1414 - Remarques sur le Traité de Kars

N. Lygeros

La lecture des anciens traités de paix est toujours édifiante quant à la nature des relations des cosignataires. Elle permet aussi d’étudier de manière diachronique la manière de faire de certaines diplomaties beaucoup plus efficaces que d’autres pour remettre en question et en ordre, tout ce qui peut être dérangeant pour elles. Le cas du traité de Kars qui date de 1921 est particulièrement révélateur.

Dès le premier article du traité nous pouvons admirer le cynisme diplomatique qui fait table rase des données du passé.

Article 1 : Le gouvernement de la grande assemblée nationale de Turquie et les gouvernements des républiques socialistes des soviets d’Arménie, d’Azerbaïdjan et de Géorgie considèrent comme nuls et non avenus les traités conclus entre les Gouvernements […] Il est bien entendu que le Traité Turco-Russe signé à Moscou le 16 Mars 1921-1337 fait exception à la teneur de cet article.

Cette mise au point vise directement à annuler les effets du traité de Sèvres qui n’a jamais été véritablement appliqué. Cette directive est confirmée par la teneur du début de l’article 2.

Article 2 : Les Parties Contractantes sont d’accord à ne reconnaître aucun traité de paix ou autre acte international qu’on voudrait imposer à l’une d’elles.

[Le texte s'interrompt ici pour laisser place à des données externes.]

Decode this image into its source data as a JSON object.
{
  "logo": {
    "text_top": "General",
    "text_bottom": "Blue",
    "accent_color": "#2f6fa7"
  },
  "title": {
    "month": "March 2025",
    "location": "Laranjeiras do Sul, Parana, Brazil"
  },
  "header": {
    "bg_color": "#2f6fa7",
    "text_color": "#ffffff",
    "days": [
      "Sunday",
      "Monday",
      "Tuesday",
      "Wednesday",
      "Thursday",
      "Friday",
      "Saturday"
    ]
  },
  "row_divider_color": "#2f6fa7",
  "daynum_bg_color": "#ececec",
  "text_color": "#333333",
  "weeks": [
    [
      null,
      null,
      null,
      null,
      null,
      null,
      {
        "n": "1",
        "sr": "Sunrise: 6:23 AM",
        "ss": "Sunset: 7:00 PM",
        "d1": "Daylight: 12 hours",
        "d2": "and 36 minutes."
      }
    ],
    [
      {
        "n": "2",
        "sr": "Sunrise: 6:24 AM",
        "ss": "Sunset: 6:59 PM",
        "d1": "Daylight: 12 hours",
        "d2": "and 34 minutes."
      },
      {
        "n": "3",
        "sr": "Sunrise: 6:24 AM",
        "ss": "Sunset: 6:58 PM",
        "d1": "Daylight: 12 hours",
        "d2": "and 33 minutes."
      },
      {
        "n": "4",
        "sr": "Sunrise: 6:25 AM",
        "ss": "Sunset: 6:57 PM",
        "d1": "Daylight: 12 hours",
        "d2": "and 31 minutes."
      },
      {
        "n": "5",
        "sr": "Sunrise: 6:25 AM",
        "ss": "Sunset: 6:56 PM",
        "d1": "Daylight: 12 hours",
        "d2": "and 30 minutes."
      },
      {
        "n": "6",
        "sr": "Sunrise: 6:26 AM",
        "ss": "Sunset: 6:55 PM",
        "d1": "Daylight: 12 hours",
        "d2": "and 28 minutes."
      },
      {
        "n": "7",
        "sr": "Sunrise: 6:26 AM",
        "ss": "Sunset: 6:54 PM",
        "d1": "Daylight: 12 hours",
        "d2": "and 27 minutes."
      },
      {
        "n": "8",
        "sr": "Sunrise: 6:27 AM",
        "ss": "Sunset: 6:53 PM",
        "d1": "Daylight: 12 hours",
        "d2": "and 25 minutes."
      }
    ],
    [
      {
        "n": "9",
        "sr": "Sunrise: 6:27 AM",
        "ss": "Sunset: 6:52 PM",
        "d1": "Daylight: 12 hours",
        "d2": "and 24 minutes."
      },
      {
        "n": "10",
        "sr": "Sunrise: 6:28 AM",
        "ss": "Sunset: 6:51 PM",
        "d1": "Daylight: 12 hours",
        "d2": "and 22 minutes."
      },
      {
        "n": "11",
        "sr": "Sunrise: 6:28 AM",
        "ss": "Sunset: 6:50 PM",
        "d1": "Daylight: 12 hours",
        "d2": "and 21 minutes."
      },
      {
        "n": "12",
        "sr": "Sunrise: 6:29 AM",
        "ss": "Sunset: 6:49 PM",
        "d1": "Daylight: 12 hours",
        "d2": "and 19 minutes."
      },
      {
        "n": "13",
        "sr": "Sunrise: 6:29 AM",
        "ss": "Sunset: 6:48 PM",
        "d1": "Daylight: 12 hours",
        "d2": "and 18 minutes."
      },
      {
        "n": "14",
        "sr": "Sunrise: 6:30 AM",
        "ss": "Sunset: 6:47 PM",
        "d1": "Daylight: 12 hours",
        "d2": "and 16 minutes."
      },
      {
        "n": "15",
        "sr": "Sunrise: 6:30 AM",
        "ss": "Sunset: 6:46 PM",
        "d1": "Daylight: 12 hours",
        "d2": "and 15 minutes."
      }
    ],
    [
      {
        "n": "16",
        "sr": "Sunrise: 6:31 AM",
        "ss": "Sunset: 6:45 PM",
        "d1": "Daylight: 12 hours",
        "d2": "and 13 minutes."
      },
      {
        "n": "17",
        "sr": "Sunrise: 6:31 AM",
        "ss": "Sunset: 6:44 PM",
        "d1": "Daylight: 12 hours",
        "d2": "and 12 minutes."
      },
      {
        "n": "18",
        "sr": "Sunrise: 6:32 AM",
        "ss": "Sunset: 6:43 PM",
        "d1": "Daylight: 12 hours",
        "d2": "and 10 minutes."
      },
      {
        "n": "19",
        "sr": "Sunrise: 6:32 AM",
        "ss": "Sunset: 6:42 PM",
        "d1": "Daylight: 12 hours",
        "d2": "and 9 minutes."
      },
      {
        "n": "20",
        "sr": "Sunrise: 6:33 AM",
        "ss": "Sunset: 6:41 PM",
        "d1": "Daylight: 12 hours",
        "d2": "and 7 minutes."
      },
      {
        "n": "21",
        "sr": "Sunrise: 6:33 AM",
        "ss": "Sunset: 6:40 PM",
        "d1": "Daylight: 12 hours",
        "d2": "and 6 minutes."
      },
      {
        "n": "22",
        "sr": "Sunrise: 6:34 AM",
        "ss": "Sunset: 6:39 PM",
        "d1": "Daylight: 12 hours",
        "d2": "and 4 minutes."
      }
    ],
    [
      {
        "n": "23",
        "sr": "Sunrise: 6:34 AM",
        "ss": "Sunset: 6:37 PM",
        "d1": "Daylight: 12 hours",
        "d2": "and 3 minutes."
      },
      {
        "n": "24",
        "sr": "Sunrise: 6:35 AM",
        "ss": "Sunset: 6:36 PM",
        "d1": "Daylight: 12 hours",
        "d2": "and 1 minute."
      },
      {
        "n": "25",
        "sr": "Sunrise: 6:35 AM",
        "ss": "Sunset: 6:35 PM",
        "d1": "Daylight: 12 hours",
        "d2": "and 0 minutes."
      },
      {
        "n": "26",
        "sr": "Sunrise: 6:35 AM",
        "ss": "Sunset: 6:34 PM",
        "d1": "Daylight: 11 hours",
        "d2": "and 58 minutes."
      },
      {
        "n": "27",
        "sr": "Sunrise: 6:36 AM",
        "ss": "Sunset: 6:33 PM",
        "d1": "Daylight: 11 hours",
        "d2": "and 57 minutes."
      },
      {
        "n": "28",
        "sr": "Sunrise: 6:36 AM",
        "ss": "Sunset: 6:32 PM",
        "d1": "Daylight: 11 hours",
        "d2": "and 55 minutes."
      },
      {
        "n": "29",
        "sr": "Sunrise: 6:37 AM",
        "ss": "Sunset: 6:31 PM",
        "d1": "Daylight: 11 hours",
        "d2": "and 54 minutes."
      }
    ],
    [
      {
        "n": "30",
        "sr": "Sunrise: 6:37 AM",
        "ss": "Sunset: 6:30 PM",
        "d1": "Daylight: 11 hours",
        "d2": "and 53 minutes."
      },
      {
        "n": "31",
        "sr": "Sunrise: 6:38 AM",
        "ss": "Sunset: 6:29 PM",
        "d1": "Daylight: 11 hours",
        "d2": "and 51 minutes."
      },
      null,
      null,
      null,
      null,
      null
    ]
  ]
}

Ce système de coalition diplomatique permet en réalité de placer les parties contractantes dans un contexte qui n’a plus de dimension historique. Hors contexte, la coalisation demeure intouchable. Quant à l’article 10, il permet de mettre hors-la-loi toute tentative de représentation locale i.e communauté étrangère. Il complète ainsi le hors contexte historique puisque les différences n’ont pas le droit d’exister.

Article 10 : Les Parties Contractantes s’engagent à ne point admettre sur leurs territoires la formation ou le séjour d’organisations ou de groupements prétendant assumer le rôle du Gouvernement de l’autre pays ou d’une partie de son territoire ainsi que le séjour des gouvernements ayant pour but de lutter contre l’autre pays.

Cet article permet officiellement la stabilisation des frontières des parties contractantes mais pas seulement. Son but est aussi de désarmer toute tentative de changement de la part des populations arméniennes ou kurdes.

L’article suivant est un modèle du genre dans le domaine de l’effacement de l’histoire. Mais avant de l’analyser considérons d’abord son contenu.

Article 15 : Chacune des Parties Contractantes s’engage à promulguer immédiatement après la signature du présent traité une amnistie complète aux citoyens de l’autre partie pour les crimes et délits commis par suite de la guerre sur le front du Caucase.

Sans le contexte historique des génocides arménien (1915) et pontique (1918) il est difficile de saisir l’ensemble des implications de cet article relativement neutre. Seulement nous ne devons pas être dupes, cette procédure permet entre autre d’effacer le génocide des Arméniens et ses conséquences puisque l’Arménie en tant que soviet à l’époque faisait partie de l’Union Soviétique et du coup de l’autre partie contractante.